The U.S. Centers for Disease Control and Prevention estimates that in the past decade, between 12,000 and 61,000 people have died annually in the U.S. because of complications from influenza. As of late August, more than 180,000 people in the U.S. have died due to COVID-19. Health officials are worried that both severe illnesses occurring at once will overwhelm hospitals and first responders.

Vaccines for the 2020-2021 flu season, which usually picks up in October and can last until May, have begun being distributed, based on the strains of influenza circulating this year in the Southern Hemisphere.

“We don’t want people to get both viruses,” said Robert W. Finberg, MD, the Richard M. Haidack Professor in Medicine and chair and professor of medicine. “There have been some cases of people that could have both and we want to avoid that if possible. We know there’s COVID around and we know the flu is coming. If we can prevent one, we’ll be in much better shape.”

Getting the flu could also make one more susceptible to COVID-19, Dr. Finberg said. Research done at UMMS showed that the receptors for the SARS-CoV-2 virus, which causes COVID-19, may be increased by influenza.

“So if there’s any way we can prevent the flu, we should do that,” he said. “We have an approved vaccine already for the flu, and I’d certainly encourage everyone to use it.”

Finberg said he supported the state’s new policy that influenza immunization will be required for all children 6 months of age or older who are attending Massachusetts child care, pre-school, kindergarten, K-12, and colleges and universities.

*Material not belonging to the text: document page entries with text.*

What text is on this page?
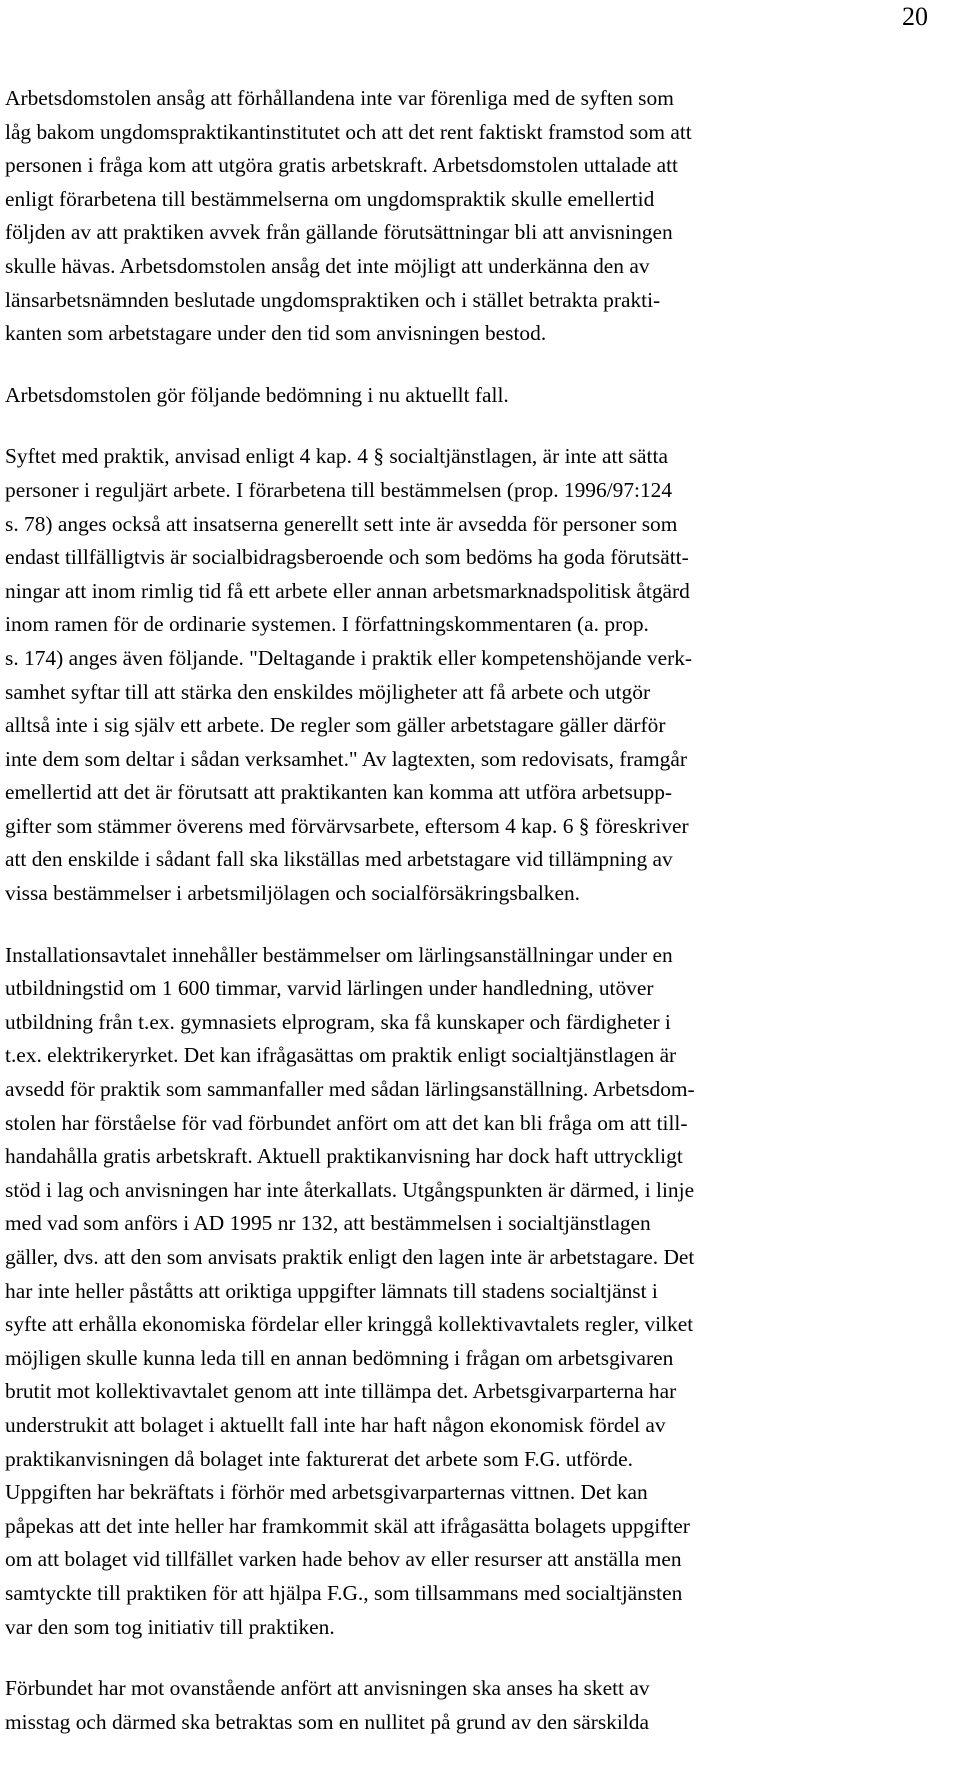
20

Arbetsdomstolen ansåg att förhållandena inte var förenliga med de syften som
låg bakom ungdomspraktikantinstitutet och att det rent faktiskt framstod som att
personen i fråga kom att utgöra gratis arbetskraft. Arbetsdomstolen uttalade att
enligt förarbetena till bestämmelserna om ungdomspraktik skulle emellertid
följden av att praktiken avvek från gällande förutsättningar bli att anvisningen
skulle hävas. Arbetsdomstolen ansåg det inte möjligt att underkänna den av
länsarbetsnämnden beslutade ungdomspraktiken och i stället betrakta prakti-
kanten som arbetstagare under den tid som anvisningen bestod.

Arbetsdomstolen gör följande bedömning i nu aktuellt fall.

Syftet med praktik, anvisad enligt 4 kap. 4 § socialtjänstlagen, är inte att sätta
personer i reguljärt arbete. I förarbetena till bestämmelsen (prop. 1996/97:124
s. 78) anges också att insatserna generellt sett inte är avsedda för personer som
endast tillfälligtvis är socialbidragsberoende och som bedöms ha goda förutsätt-
ningar att inom rimlig tid få ett arbete eller annan arbetsmarknadspolitisk åtgärd
inom ramen för de ordinarie systemen. I författningskommentaren (a. prop.
s. 174) anges även följande. "Deltagande i praktik eller kompetenshöjande verk-
samhet syftar till att stärka den enskildes möjligheter att få arbete och utgör
alltså inte i sig själv ett arbete. De regler som gäller arbetstagare gäller därför
inte dem som deltar i sådan verksamhet." Av lagtexten, som redovisats, framgår
emellertid att det är förutsatt att praktikanten kan komma att utföra arbetsupp-
gifter som stämmer överens med förvärvsarbete, eftersom 4 kap. 6 § föreskriver
att den enskilde i sådant fall ska likställas med arbetstagare vid tillämpning av
vissa bestämmelser i arbetsmiljölagen och socialförsäkringsbalken.

Installationsavtalet innehåller bestämmelser om lärlingsanställningar under en
utbildningstid om 1 600 timmar, varvid lärlingen under handledning, utöver
utbildning från t.ex. gymnasiets elprogram, ska få kunskaper och färdigheter i
t.ex. elektrikeryrket. Det kan ifrågasättas om praktik enligt socialtjänstlagen är
avsedd för praktik som sammanfaller med sådan lärlingsanställning. Arbetsdom-
stolen har förståelse för vad förbundet anfört om att det kan bli fråga om att till-
handahålla gratis arbetskraft. Aktuell praktikanvisning har dock haft uttryckligt
stöd i lag och anvisningen har inte återkallats. Utgångspunkten är därmed, i linje
med vad som anförs i AD 1995 nr 132, att bestämmelsen i socialtjänstlagen
gäller, dvs. att den som anvisats praktik enligt den lagen inte är arbetstagare. Det
har inte heller påståtts att oriktiga uppgifter lämnats till stadens socialtjänst i
syfte att erhålla ekonomiska fördelar eller kringgå kollektivavtalets regler, vilket
möjligen skulle kunna leda till en annan bedömning i frågan om arbetsgivaren
brutit mot kollektivavtalet genom att inte tillämpa det. Arbetsgivarparterna har
understrukit att bolaget i aktuellt fall inte har haft någon ekonomisk fördel av
praktikanvisningen då bolaget inte fakturerat det arbete som F.G. utförde.
Uppgiften har bekräftats i förhör med arbetsgivarparternas vittnen. Det kan
påpekas att det inte heller har framkommit skäl att ifrågasätta bolagets uppgifter
om att bolaget vid tillfället varken hade behov av eller resurser att anställa men
samtyckte till praktiken för att hjälpa F.G., som tillsammans med socialtjänsten
var den som tog initiativ till praktiken.

Förbundet har mot ovanstående anfört att anvisningen ska anses ha skett av
misstag och därmed ska betraktas som en nullitet på grund av den särskilda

The flu vaccine is safe and does not use live virus so it cannot replicate and cause flu infection after it is administered, Finberg noted. Other viruses, including rhinoviruses and respiratory syncytial virus, also circulate in the fall and could cause illness. Experimental studies in which people have been given placebo injections compared to the flu vaccine demonstrate that, aside from a sore arm, the incidence of reported symptoms, which some critics have associated with the vaccine, is the same between the placebo and vaccine treatment groups.